Wednesday, 4 July 2018

Heritage Bill 2016: Report Stage (Resumed) and Final Stage

 

9:10 pm

Photo of Josepha MadiganJosepha Madigan (Dublin Rathdown, Fine Gael) | Oireachtas source

I am not misinformed and stand by my comments. My experts are the leading experts in the country. Even in Irish, the Deputy is using the language of the red top. We need an even-handed level-headed fact-led debate.

Deputy Michael Healy-Rae also is not here.

I am sorry to hear about the lady who lost her eye. As legislators in a democracy our job is to legislate in a balanced way for the entire citizenry. Our country dwellers are the architects and layers of our hedges and we need to respect this and their respect for the landscape they have created and nurtured. I am glad Deputy Boyd Barrett agrees that safety issues are important and that hazards must be dealt with. Section eight ensures that a person dealing with a hazard is not in breach of the Wildlife Act 1976 by doing so and to oppose the section is to say that the conflict between the Roads Act and the Wildlife Act 1976 should continue and a person complying with one is in breach of the other. To me that is not acceptable. Deputy Boyd Barrett is not here so I will leave the remainder of my response to him.

Deputy Eamon Ryan's amendment No. 27 would mean that a landowner dealing with an immediate hazard would have to await a local authority order or action and could not comply with their obligations under the Roads Act. The Deputy is fantastic at reusing and recycling arguments already made and addressed but the protection of nature and the birds under section 22 of the Wildlife Act 1976 stands. There is a convention in this House of not attacking officials who accompany a Minister and it is unfair of the Deputy to attack officials who have no right of reply in this House. I did not refer to contractors on Committee Stage. The Deputy is misremembering, perhaps due to the amount of repetition.
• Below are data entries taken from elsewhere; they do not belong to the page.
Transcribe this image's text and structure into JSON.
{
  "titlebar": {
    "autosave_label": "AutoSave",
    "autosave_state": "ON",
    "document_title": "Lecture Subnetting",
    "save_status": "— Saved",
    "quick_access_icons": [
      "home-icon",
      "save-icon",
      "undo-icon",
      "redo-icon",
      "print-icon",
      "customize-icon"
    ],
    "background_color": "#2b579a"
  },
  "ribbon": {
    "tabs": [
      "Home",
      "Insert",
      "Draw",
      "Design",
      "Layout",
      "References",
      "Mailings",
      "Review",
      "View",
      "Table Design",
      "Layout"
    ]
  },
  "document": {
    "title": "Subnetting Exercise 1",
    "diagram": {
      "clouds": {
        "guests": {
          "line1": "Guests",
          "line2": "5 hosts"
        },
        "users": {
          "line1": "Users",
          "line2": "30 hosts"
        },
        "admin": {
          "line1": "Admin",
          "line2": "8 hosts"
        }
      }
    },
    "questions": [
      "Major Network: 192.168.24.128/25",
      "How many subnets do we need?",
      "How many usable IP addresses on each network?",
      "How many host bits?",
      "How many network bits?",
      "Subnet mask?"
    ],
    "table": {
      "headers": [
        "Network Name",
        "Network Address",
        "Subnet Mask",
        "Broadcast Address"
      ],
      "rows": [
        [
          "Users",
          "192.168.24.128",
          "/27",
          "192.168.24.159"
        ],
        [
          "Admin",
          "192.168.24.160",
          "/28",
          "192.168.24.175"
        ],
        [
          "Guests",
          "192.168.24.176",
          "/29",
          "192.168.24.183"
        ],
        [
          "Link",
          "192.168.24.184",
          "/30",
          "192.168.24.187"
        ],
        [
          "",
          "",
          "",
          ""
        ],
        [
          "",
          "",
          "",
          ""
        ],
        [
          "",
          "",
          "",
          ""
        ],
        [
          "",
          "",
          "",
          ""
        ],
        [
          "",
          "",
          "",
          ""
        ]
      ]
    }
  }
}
I thank Deputies Fitzmaurice and Michael Collins for their contributions. Farmers are the primary custodians of our landscape and biodiversity and I spent a lot of time talking to my colleague Deputy Creed about how our two Departments can work more closely together to mutually reinforce our policies and shared interests.

I refer to Deputies Bríd Smith and Burton's contributions. This Bill also applies to urban hedgerows. The funding of local authorities is a matter for the Department of Housing, Planning and Local Government and this Bill will introduce a regulated regime for cutting hedges in August. The Deputies are introducing the rural-urban divide, I never brought that up. There was a consultation, this is a pilot scheme and Deputy Burton approved the Bill as Tánaiste.
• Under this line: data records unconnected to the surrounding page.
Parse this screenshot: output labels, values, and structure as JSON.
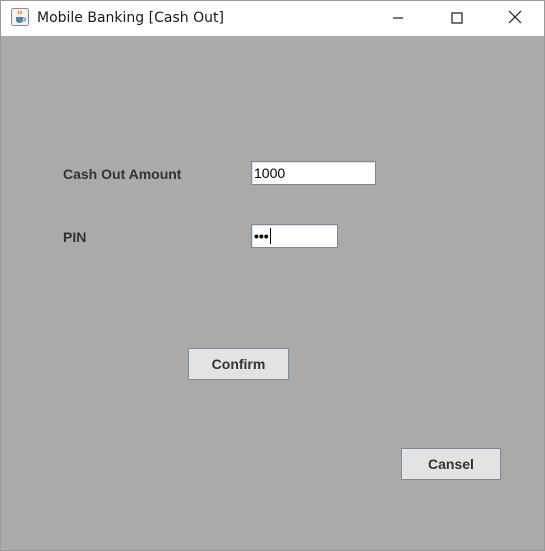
{
  "window": {
    "title": "Mobile Banking [Cash Out]",
    "icon": "java-cup-icon",
    "controls": {
      "minimize_icon": "minimize-icon",
      "maximize_icon": "maximize-icon",
      "close_icon": "close-icon"
    },
    "background_color": "#acaaa8"
  },
  "form": {
    "amount_label": "Cash Out Amount",
    "amount_value": "1000",
    "pin_label": "PIN",
    "pin_masked_value": "•••",
    "confirm_label": "Confirm",
    "cancel_label": "Cansel"
  }
}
I thank Deputies Danny Healy-Rae and Ó Cuív for the clarity they brought to some of the issues this Bill is seeking to address.

Other than his final comments, Deputy Mattie McGrath's contribution reflects the complexity and interlinking of issues dealing with biodiversity in that the single issue of cutting the road facing side of hedges is not the Armageddon that some Deputies have described.